星さんの独白はスルーしても問題ありません。

 女性は星円さんといいました。


「私、殺人鬼の大ファンなんです!」


 星さんは目をキラキラさせながら、ズイッと迫ります。

 J村くんは顔を歪めながら、ビクッと後ずさりします。


「生の殺人鬼に会えるなんて感激です!」


 それから星さんは唾をペッペと飛ばしながら、自分がいかに殺人鬼を愛しているのかを語りはじめました。


「私が殺人鬼に興味を持つようになったのは中学生の時です。きっかけは、サンフランシスコのゾディアック事件でした。当時はまだシリアルキラーなんて名称も定着していない時代で、そのあまりの猟奇性に・・・・・・」


 星さんはまだ語ります。


「・・・・・・しかしその頃の私はまだ恐怖心に捕われたままで、純粋な視点を持ち合わせていませんでした。ターニングポイントになったのは、ご存知かの名著『F〇I心理分析官』に触れて、犯罪心理学への理解を深め・・・・・・」


 星さんはまだまだ語り続けます。


 初めのうちこそ真面目に聞いていたJ村くんでしたが、次第にそわそわし始めると、チェーンソーを拾い、靴紐を結び直し、足元の雑草をブチブチと引っこ抜き始めました。

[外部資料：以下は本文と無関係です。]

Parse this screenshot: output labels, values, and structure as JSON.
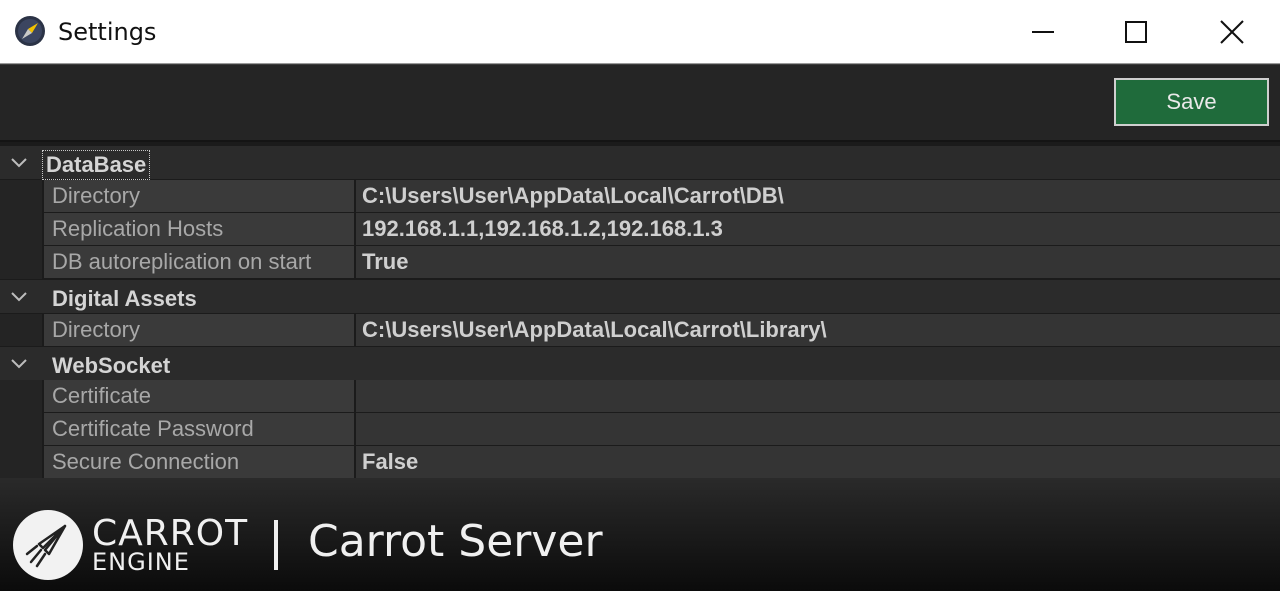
{
  "window": {
    "title": "Settings"
  },
  "toolbar": {
    "save_label": "Save"
  },
  "property_grid": {
    "categories": [
      {
        "label": "DataBase",
        "properties": [
          {
            "name": "Directory",
            "value": "C:\\Users\\User\\AppData\\Local\\Carrot\\DB\\"
          },
          {
            "name": "Replication Hosts",
            "value": "192.168.1.1,192.168.1.2,192.168.1.3"
          },
          {
            "name": "DB autoreplication on start",
            "value": "True"
          }
        ]
      },
      {
        "label": "Digital Assets",
        "properties": [
          {
            "name": "Directory",
            "value": "C:\\Users\\User\\AppData\\Local\\Carrot\\Library\\"
          }
        ]
      },
      {
        "label": "WebSocket",
        "properties": [
          {
            "name": "Certificate",
            "value": ""
          },
          {
            "name": "Certificate Password",
            "value": ""
          },
          {
            "name": "Secure Connection",
            "value": "False"
          }
        ]
      }
    ]
  },
  "banner": {
    "brand_line1": "CARROT",
    "brand_line2": "ENGINE",
    "product": "Carrot Server"
  },
  "colors": {
    "save_button": "#1f6b3b",
    "background": "#1e1e1e"
  }
}
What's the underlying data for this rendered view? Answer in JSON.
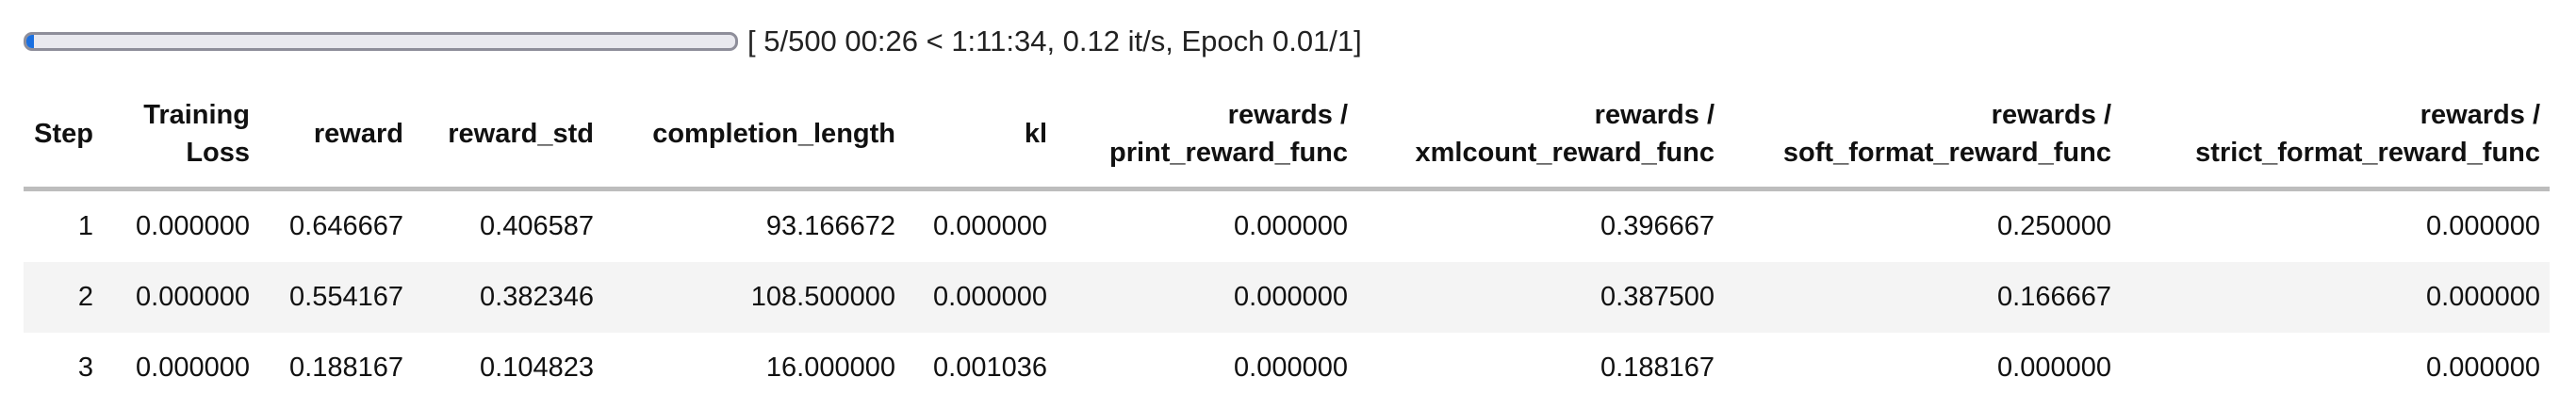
{
  "progress": {
    "text": "[ 5/500 00:26 < 1:11:34, 0.12 it/s, Epoch 0.01/1]",
    "fraction": 0.01,
    "color": "#1a6fe0"
  },
  "table": {
    "columns": [
      {
        "line1": "Step",
        "line2": ""
      },
      {
        "line1": "Training",
        "line2": "Loss"
      },
      {
        "line1": "reward",
        "line2": ""
      },
      {
        "line1": "reward_std",
        "line2": ""
      },
      {
        "line1": "completion_length",
        "line2": ""
      },
      {
        "line1": "kl",
        "line2": ""
      },
      {
        "line1": "rewards /",
        "line2": "print_reward_func"
      },
      {
        "line1": "rewards /",
        "line2": "xmlcount_reward_func"
      },
      {
        "line1": "rewards /",
        "line2": "soft_format_reward_func"
      },
      {
        "line1": "rewards /",
        "line2": "strict_format_reward_func"
      }
    ],
    "rows": [
      [
        "1",
        "0.000000",
        "0.646667",
        "0.406587",
        "93.166672",
        "0.000000",
        "0.000000",
        "0.396667",
        "0.250000",
        "0.000000"
      ],
      [
        "2",
        "0.000000",
        "0.554167",
        "0.382346",
        "108.500000",
        "0.000000",
        "0.000000",
        "0.387500",
        "0.166667",
        "0.000000"
      ],
      [
        "3",
        "0.000000",
        "0.188167",
        "0.104823",
        "16.000000",
        "0.001036",
        "0.000000",
        "0.188167",
        "0.000000",
        "0.000000"
      ]
    ]
  }
}
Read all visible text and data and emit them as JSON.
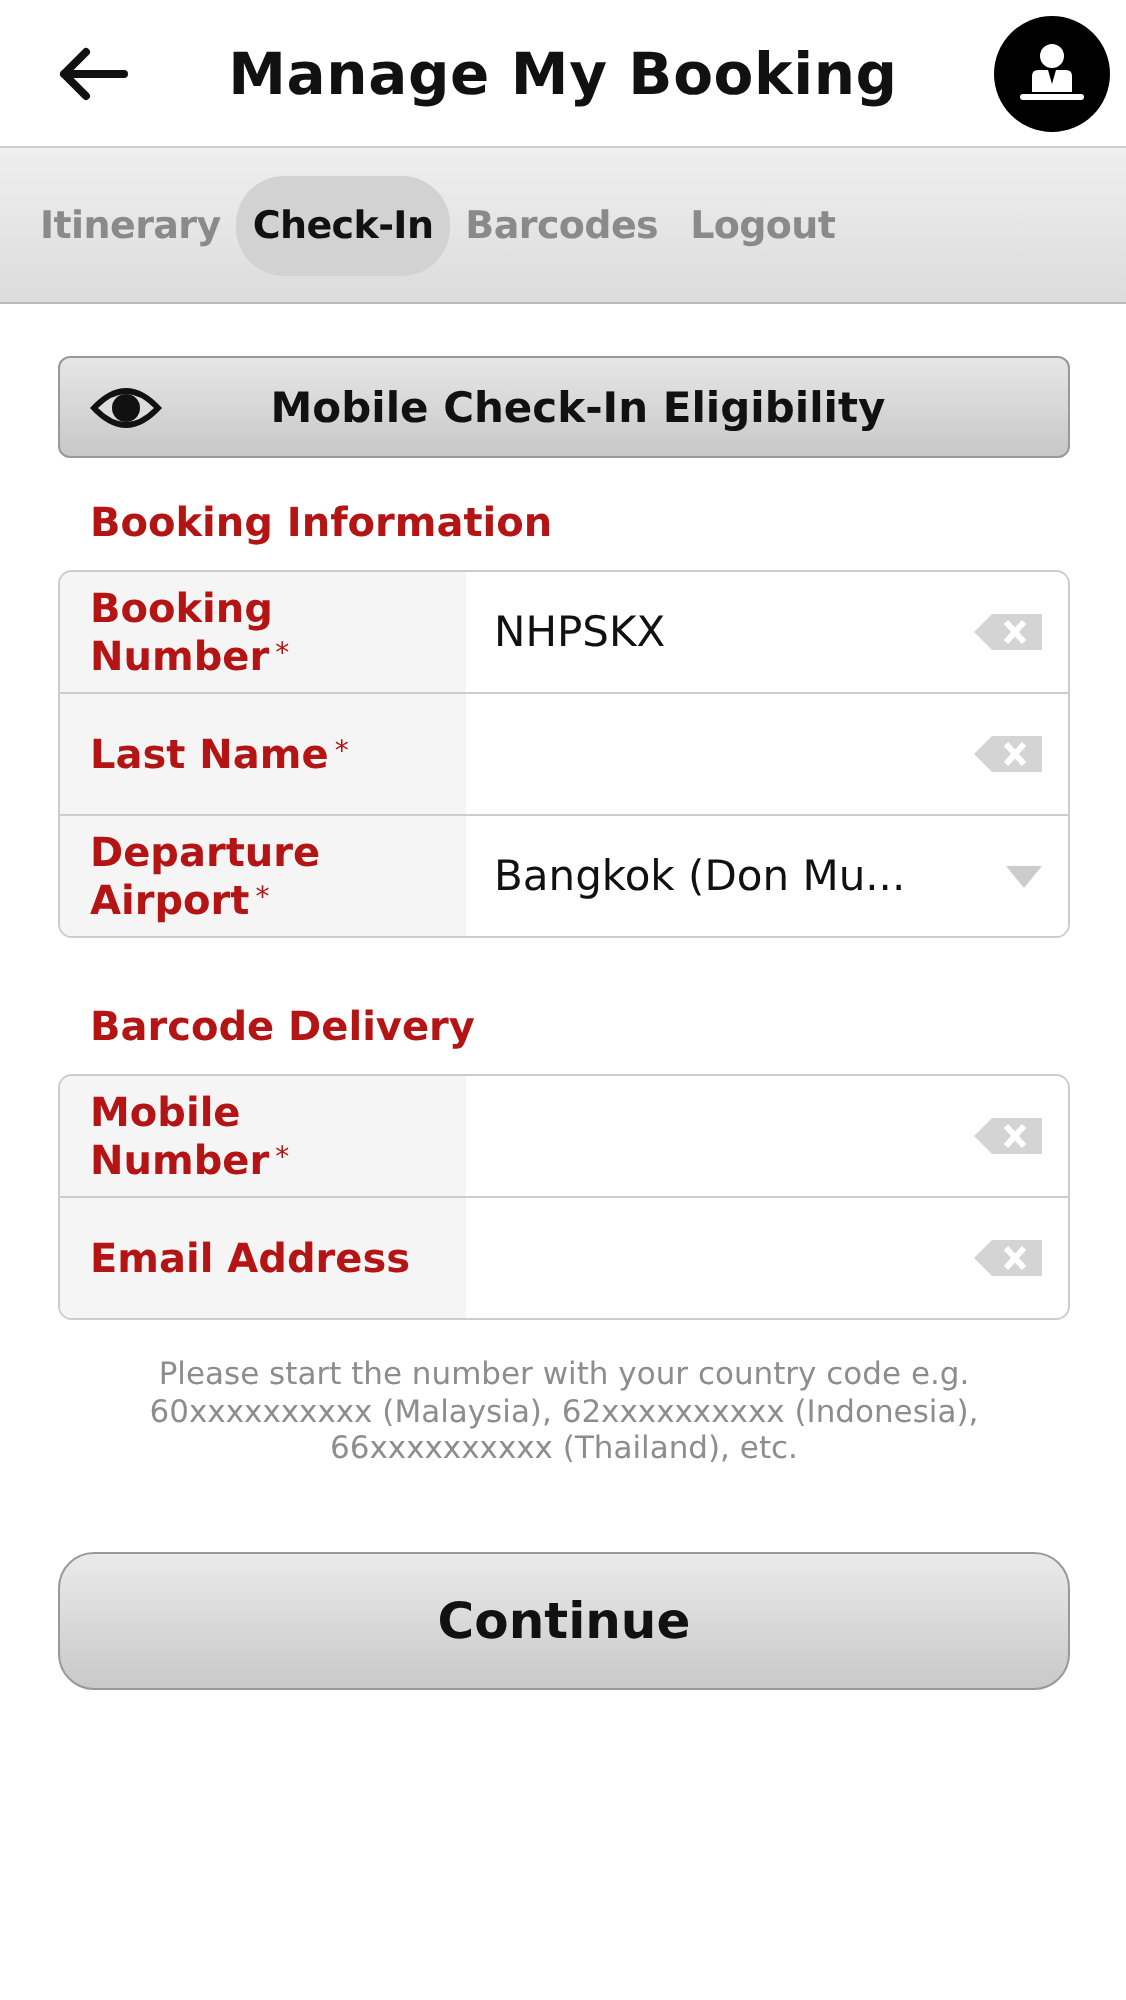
{
  "header": {
    "title": "Manage My Booking"
  },
  "tabs": [
    {
      "label": "Itinerary",
      "selected": false
    },
    {
      "label": "Check-In",
      "selected": true
    },
    {
      "label": "Barcodes",
      "selected": false
    },
    {
      "label": "Logout",
      "selected": false
    }
  ],
  "eligibility_button": {
    "label": "Mobile Check-In Eligibility"
  },
  "sections": [
    {
      "title": "Booking Information",
      "fields": [
        {
          "kind": "text",
          "label": "Booking Number",
          "marker": "*",
          "value": "NHPSKX"
        },
        {
          "kind": "text",
          "label": "Last Name",
          "marker": "*"
        },
        {
          "kind": "select",
          "label": "Departure Airport",
          "marker": "*",
          "value": "Bangkok (Don Mu..."
        }
      ]
    },
    {
      "title": "Barcode Delivery",
      "fields": [
        {
          "kind": "text",
          "label": "Mobile Number",
          "marker": "*"
        },
        {
          "kind": "text",
          "label": "Email Address"
        }
      ]
    }
  ],
  "note": "Please start the number with your country code e.g. 60xxxxxxxxxx (Malaysia), 62xxxxxxxxxx (Indonesia), 66xxxxxxxxxx (Thailand), etc.",
  "continue_button": {
    "label": "Continue"
  }
}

 やがてJ村くんが地面にヘノヘノモヘジを書き始めた頃になって、ようやく星さんの話が終わりました。


「とまあ、そんなわけです。わかってもらえましたか?」


 J村くんはコクコクと頷きます。


「うん、もう嫌というほどよくわかった。星さんは殺人鬼が大好きなんだ」


「はい! なので私とお付き合いしましょう」


「へ?」


 J村くんは耳を疑いました。


「いまなんて?」


「ですから、私とお付き合いしましょう」


 J村くんは戦慄しました。

 初対面の相手に、それもチェーンソーを持った殺人鬼に交際を申し込むなんて、まともじゃありません。異常です。


「せっかくの誘いだけど・・・・・・」


 J村くんが迷わず断ろうとすると、


「まさか、断ったりしませんよね?」


 星さんの目がスッと細められました。

 その眼光はさながら獲物を追い詰める殺人鬼です。


「ヒィッ!?」


 J村くんが情けない声を漏らします。

 怖くて仕方ありませんでしたが、背に腹は変えられません。後で後悔しないためにも、勇気をふりしばって宣言します。


「お断りしま・・・・・・」


 しかしまた途中で遮られてしまいました。

 星さんがJ村くんの手を手を取り、握手でもするかのように握り締めるてきたのです。


 ギリギリギリギリ


「痛い痛い痛い!」


 J村くんは思わず叫びます。

 でも星さんは一向にやめません。


「さっき、私を襲おうとしていたよね?」


「・・・・・・」


「これって殺人未遂なのかな?」


「うっ・・・・・・」


「そういえば、この通りの先に交番があったよね?」


「っ・・・・・・!」


 J村くんの視線がキョロキョロと宙をさ迷います。

 きっと目にゴミでも入ったのでしょう。冷徹な殺人鬼は動揺なんてしないはずですから。


「それで返事は?」


 星さんがニッコリ笑いながら、とどめを刺すように尋ねました。


「・・・・・・こちらこそ喜んで」


 カの鳴くような声でした。



虫のカが漢字で出てこなかったので、カタカナにしました。わかりづらくてすみません。